In the past few years ago, substantial progress has been made in the development of the PML technique for the Euler equations, starting with the studies for cases with constant mean flows, followed by extensions to cases with non-uniform mean flows. Most recently, applications of PML to linearized Navier-Stokes equations and non-linear Navier-Stokes equations have been discussed in [69] , [68] , [79] . Although the PML technique itself is relatively simple when it is viewed as a complex change of variables in the frequency domain, it is important to note that, for the PML technique to yield stable absorbing boundary conditions, the phase and group velocities of the physical waves supported by the governing equations must be consistent and in the same direction.

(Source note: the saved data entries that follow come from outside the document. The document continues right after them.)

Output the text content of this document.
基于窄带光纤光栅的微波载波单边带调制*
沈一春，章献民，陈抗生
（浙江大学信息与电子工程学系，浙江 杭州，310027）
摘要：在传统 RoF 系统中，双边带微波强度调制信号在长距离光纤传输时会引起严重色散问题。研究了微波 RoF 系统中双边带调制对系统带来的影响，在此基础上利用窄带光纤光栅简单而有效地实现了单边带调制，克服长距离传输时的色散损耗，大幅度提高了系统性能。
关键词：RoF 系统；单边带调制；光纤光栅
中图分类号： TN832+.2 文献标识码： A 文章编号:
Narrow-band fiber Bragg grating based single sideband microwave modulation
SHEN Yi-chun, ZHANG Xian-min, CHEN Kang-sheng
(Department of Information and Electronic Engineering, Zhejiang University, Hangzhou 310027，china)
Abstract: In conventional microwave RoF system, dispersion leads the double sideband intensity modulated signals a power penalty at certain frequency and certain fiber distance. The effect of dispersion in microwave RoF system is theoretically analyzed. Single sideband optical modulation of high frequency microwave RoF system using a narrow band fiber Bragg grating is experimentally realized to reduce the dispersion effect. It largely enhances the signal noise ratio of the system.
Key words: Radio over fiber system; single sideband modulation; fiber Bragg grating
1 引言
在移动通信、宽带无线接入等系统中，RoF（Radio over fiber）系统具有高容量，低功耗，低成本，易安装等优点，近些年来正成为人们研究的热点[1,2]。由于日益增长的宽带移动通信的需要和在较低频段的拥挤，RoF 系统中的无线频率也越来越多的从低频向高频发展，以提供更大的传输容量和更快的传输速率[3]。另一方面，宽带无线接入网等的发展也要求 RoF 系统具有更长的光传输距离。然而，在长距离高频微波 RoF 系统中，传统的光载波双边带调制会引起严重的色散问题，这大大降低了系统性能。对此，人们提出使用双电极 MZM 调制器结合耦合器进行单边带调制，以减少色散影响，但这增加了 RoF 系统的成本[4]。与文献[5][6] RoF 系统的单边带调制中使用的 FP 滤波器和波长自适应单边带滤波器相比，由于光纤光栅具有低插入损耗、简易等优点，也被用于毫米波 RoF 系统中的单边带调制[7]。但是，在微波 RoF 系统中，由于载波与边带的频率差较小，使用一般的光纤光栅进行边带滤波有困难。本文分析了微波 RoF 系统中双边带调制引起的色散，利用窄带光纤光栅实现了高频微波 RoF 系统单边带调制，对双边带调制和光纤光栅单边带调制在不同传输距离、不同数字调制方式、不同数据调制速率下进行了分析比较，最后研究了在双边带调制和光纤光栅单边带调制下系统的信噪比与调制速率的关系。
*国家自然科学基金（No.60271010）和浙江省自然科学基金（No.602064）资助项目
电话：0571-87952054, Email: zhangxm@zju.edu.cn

For applications of full non-linear Navier-Stokes equations, we use an optimized perfectly matched layer (PML) technique that has proven to be efficient in elastodynamics to absorb surface waves as well as body waves with non grazing incidence [71] . It is possible to use this unsplit convolutional PML (CPML) for staggered and finite difference integration schemes to improve the computational efficiency reducing the number of computational arrays and therefore the memory storage for the flux domain. We applied this first to non-linear Shallow water equations in presence or not of Coriolis forces and friction forces, and also to subsonic and supersonic directed flows for industrial contexts of interest.

Possible applications of the Shallow water equations with PML are for massive avalanches like turbidites, pollutant contaminants travelling in coastal regions (Gulf of Mexico) with many chemical species, avalanches and tsunamis, ocean-earth interactions etc.... We restricted successfully our results obtained for Navier-Stokes to directed chanellized shallow water flows.

During this year, we studied air critical ejector diffuser simulations. The ejectors are commonly used to extract gases in the petroleum industry where it is not possible to use an electric bomb due the explosion risk because the gases are flammable. In this work we develop a numerical code to investigate the unsteady supersonic flow in the ejector diffuser to have an efficient tool that allows modeling different diffusers designs. The model is developed using curvilinear coordinates transformation to adapt the ejector design to a regular computational plane where a finite differences scheme could be applied, and for control the outflow conditions we use a convolutional perfectly matched layer (CPML) technique. The CPML has demonstrated its convenience because the time evolutions of damping mechanisms do not need to be split and only the space derivatives of velocities need to be stored at each time step reducing the number of computational array used in the numerical code. In this context of a directed flow, the results obtained shows that the perfectly matched layer (CPML) technique can absorb efficiently the out-going supersonic flux at the outlet condition and absorbing zone is reflection less.

In the same time, we have worked on the stabilization of a PML for the linearized Shallow Water equations.Indeed, the PML technique induces some instabilities when applied to Euler equations [69] or to shallow water equations. Much works have been devoted to the stabilization of the PML for linearized Euler equations [68] , [79] and we have developed a stable PML for the linearized shallow water equations with a Coriolis term and a uniform mean flow. Our method follows an idea proposed by Nataf [79] for linearized Euler equations and is based on the splitting of the vorticity waves from the advective and entropy waves. Then since the propagation of vorticity and entropy waves is governed by a classical transport equation, these waves can be easily absorbed by a transparent and exact condition at the end of the layer and the PML condition is applied to the advective waves only. We have used a transformation proposed by Hu [68] before applying a classical PML technique to avoid an exponential growth of the waves and numerical experiments [20] show both the accuracy of the condition and its long-time stability. The main results have been presented at the peer-reviewed conference Waves 2009.